This article just begged for a commentary: Scraping By On $500,000 A Year: Why It’s So Hard For High Income Earners To Escape The Rat Race.
Bask in the glorious title of this piece, and distill it down to its essentials: how to earn half a million a year and still be broke. Now, the author himself is not complaining about the situation, per se. Rather, he is merely documenting how it happens. But the collected financial ignorance in this piece is staggering to contemplate.
Look at the balance sheet:
Let’s point out some obvious ones, shall we? If you make half a million a year, why do you have car payments to the tune of $10,000/year? If you’re complaining about not saving, not feeling “above average” why are you taking $18,000 worth of vacations every year? If your earnings are $500,000/year, what are you doing buying a $1.5 million home? $18,000 to the college alumni? What? And $32,000/yearly in student loan debt (this presumes near to $300k balance)? That’s nuts.
But let’s imagine someone is in this pickle. What do you do to get out of the rat race?
Easy. Sell the home, if you’ve some decent equity (the scenario above presumes $300k equity). Roll down to a cheaper place, rent for a while. Yes, if this is New York, that means Manhattan is off the table. Too bad.
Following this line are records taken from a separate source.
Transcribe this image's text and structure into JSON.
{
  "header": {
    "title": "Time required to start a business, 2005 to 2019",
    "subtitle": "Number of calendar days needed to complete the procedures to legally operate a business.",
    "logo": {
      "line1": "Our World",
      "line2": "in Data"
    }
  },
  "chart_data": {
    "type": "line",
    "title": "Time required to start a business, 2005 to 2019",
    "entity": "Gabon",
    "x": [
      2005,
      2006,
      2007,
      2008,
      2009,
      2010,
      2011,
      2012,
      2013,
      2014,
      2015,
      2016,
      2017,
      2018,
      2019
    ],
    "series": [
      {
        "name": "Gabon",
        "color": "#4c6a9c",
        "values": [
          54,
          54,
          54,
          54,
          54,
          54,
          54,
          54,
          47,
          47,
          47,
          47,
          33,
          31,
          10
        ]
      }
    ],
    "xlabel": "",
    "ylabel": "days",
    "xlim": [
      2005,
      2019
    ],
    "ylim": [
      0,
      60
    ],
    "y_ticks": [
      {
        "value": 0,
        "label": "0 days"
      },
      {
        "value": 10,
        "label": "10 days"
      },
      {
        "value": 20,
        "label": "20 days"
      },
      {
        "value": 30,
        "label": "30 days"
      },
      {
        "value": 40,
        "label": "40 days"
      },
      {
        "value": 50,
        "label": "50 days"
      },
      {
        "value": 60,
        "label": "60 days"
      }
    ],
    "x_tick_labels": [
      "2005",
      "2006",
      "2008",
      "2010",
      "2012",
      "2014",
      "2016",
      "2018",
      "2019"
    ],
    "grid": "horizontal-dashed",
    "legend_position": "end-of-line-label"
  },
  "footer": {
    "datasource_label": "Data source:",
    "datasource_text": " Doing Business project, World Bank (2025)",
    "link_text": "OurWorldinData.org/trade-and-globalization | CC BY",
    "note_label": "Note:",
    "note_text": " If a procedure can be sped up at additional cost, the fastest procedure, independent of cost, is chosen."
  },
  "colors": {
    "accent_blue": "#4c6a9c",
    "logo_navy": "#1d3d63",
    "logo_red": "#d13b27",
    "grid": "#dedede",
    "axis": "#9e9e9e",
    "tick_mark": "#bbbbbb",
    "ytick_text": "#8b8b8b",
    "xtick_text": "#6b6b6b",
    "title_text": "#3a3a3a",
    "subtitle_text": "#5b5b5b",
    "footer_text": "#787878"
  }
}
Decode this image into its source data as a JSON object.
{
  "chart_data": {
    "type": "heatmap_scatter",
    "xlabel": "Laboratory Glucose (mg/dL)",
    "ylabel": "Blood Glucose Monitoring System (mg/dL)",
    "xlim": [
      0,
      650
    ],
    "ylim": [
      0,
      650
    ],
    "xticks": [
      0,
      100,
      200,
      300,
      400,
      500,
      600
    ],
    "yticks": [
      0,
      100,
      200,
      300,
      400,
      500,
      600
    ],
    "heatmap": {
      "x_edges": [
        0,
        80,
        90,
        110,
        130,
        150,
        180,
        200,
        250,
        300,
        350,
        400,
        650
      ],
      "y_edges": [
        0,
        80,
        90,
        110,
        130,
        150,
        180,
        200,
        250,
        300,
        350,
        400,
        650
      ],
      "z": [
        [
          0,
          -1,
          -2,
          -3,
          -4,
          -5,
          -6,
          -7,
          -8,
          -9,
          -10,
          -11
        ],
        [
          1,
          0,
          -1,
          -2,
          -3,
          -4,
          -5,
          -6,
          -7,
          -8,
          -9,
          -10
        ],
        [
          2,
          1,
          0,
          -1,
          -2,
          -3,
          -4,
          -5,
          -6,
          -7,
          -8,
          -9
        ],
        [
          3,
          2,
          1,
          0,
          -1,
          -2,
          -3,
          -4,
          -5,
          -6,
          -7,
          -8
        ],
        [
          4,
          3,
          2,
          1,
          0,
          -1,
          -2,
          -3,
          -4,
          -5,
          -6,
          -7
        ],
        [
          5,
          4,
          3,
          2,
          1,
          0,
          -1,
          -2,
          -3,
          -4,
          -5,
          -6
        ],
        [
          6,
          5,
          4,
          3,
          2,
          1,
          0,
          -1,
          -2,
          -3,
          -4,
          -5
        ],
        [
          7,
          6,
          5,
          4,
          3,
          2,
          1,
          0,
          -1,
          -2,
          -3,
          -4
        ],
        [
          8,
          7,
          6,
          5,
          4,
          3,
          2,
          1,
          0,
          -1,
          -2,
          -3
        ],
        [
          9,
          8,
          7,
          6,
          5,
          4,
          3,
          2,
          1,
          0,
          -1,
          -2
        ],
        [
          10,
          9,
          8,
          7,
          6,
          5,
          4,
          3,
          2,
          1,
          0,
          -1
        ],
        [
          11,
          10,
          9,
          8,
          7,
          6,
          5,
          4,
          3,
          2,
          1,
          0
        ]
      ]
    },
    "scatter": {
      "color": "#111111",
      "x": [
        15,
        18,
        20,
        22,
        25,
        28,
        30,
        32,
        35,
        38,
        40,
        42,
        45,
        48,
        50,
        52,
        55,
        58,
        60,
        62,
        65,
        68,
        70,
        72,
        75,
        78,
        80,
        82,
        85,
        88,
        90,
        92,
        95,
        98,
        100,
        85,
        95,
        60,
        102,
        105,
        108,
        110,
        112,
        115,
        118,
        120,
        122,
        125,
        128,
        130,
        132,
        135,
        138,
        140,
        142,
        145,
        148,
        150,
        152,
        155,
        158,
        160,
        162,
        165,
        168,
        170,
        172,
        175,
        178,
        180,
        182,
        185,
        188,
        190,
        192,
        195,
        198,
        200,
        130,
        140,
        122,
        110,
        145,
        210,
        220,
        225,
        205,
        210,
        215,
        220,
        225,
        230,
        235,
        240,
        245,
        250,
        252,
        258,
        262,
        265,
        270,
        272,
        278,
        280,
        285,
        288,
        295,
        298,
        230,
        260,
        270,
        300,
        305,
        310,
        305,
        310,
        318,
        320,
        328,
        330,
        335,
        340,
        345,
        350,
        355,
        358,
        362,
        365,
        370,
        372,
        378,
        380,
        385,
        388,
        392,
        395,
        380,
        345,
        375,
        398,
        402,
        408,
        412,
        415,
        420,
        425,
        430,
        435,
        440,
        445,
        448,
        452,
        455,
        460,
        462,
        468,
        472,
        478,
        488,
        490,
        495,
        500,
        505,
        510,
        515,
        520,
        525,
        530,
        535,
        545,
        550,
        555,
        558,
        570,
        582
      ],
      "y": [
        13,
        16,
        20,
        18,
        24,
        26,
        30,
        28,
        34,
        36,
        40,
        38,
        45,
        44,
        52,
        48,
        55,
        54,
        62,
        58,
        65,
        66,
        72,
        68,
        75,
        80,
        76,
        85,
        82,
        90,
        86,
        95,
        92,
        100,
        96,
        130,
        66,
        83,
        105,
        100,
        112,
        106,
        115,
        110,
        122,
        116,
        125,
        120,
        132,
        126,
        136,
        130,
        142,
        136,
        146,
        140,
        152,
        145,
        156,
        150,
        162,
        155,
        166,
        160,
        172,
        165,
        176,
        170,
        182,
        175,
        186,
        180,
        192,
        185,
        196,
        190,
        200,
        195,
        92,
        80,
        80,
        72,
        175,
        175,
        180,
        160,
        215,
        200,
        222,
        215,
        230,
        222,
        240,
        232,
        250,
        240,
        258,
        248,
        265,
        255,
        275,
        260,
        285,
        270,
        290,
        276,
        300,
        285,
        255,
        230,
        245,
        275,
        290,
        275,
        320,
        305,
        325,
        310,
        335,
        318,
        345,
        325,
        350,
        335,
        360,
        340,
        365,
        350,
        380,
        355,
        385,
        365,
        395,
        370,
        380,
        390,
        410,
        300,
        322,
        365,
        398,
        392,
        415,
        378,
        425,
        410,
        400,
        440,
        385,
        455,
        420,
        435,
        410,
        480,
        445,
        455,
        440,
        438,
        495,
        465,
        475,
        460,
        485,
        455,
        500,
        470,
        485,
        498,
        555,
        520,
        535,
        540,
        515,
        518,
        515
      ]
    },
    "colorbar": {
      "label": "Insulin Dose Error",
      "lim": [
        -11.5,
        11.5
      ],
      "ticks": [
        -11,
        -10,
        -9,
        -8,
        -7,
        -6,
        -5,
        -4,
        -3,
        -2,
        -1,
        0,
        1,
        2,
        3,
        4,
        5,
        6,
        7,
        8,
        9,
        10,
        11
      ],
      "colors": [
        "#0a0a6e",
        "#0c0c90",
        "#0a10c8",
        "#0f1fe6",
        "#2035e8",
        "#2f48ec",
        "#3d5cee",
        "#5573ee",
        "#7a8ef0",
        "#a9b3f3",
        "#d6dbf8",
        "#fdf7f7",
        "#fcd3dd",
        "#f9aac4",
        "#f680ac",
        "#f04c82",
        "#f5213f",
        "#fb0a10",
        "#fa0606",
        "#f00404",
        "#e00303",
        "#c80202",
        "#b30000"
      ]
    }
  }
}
Roll the equity straight into the student loans. Now, no more student loans. $32k yearly savings. Stop taking the vacations for a couple years. $18k savings. Pay off the cars, or drive cheaper cars. $10k/savings. Kill donations to the alumni until you’re in a better situation. $18k/savings. That’s +$78k/year straight into the bank, plus whatever this family saved by dropping down a bit in their home (let’s give them 1/3 savings of $20k yearly). Take some smaller slices off of food spending and other smaller stuff, and this family is then easily banking over $100,000 per year.
Do that for around 10 years, and they have over $1 million in the bank, plus accumulated retirement savings. They can move to any less-expensive part of the country, buy a mansion in cash, continue to practice law (at, perhaps, a slightly lower pay scale) and live like kings.
This is one reason why I don’t trust a lot of these so-called experts, because they are so incredibly stupid in very basic life matters. What I posted above is not rocket science, it is not something beyond the reach of a man with pretty average intelligence and education.
Why, then, are so many highly-paid people so financially illiterate?
It boggles the mind. There was a time in my 20s when I was relatively stupid with money. I say relatively because, I think, even at my worst I was less stupid than most. But for a time, I had car payments, and occasionally carried modest credit card balances (never do this, by the way, but it was at least less than $1,500), and I got myself into a mortgage when I shouldn’t have, which ended rather badly due in part to Florida’s ongoing insurance nightmares.
Eventually, I realized all of this was stupid. I got rid of the bad house, sold the nice car and bought a shitbox for a while, paid off all credit card debt, partly by selling off some valuables, and then started working on the one remaining mortgage (the one that didn’t have a flood insurance nightmare chasing after it).
In the meantime, I took a daytime contracting job in addition to my consulting business and my DJ business. I effectively work 2 1/2 jobs these days. I’ve taken exactly one vacation in my entire adult life, and that was on the cheap. My wife’s family had accumulated a boatload of airline miles, and we cashed them in for a free trip to Germany, where my wife had a number of friends we were able to stay with for a little over a week. The whole thing, for both of us, cost less than $2,500.
Don’t get me wrong, I don’t live entirely spartan either. Eventually the shitbox I kept for a few years, while I was paying down debt, became rather unserviceable. That was okay. For a $4,000 crappy car, it gave me three years of life. And I still got $2,500 when I sold the thing. For $500/year, I could get to where I needed to go. Once in a better situation, I allowed myself the modest luxury of a newer Ford Mustang with the 5.0 V8 motor in it. Still an inexpensive vehicle compared to what most folks in my line of work are driving around. But fun.
Have fun and enjoy luxuries now and then. But don’t live beyond your means. I have the title to that Mustang. No payments. No interest. No loans.
In a few years, the last remaining mortgage will be paid off, if things hold true a little longer. And then I can probably relax a little, and go back to working two sources of income, instead of three.
I’m no special genius or anything. It’s not really hard to do. It’s very basic math, and a little bit of self control, nothing more. And it’s really disturbing that so many folks have neither.
Here is some wisdom:
This is the goal: a position of “fuck you.”
If you make half a million dollars a year, this position is absurdly easy to achieve. If you’re like the rest of us working stiffs, it’s not as easy, but with some self discipline and working some multiple streams of income, you can still make it happen. And believe me, every bit of debt that you shed feels better than anything you could buy with that money. Your nice new car? It doesn’t feel as good as not having the payments.
Trust me on that. I’ve been in both places.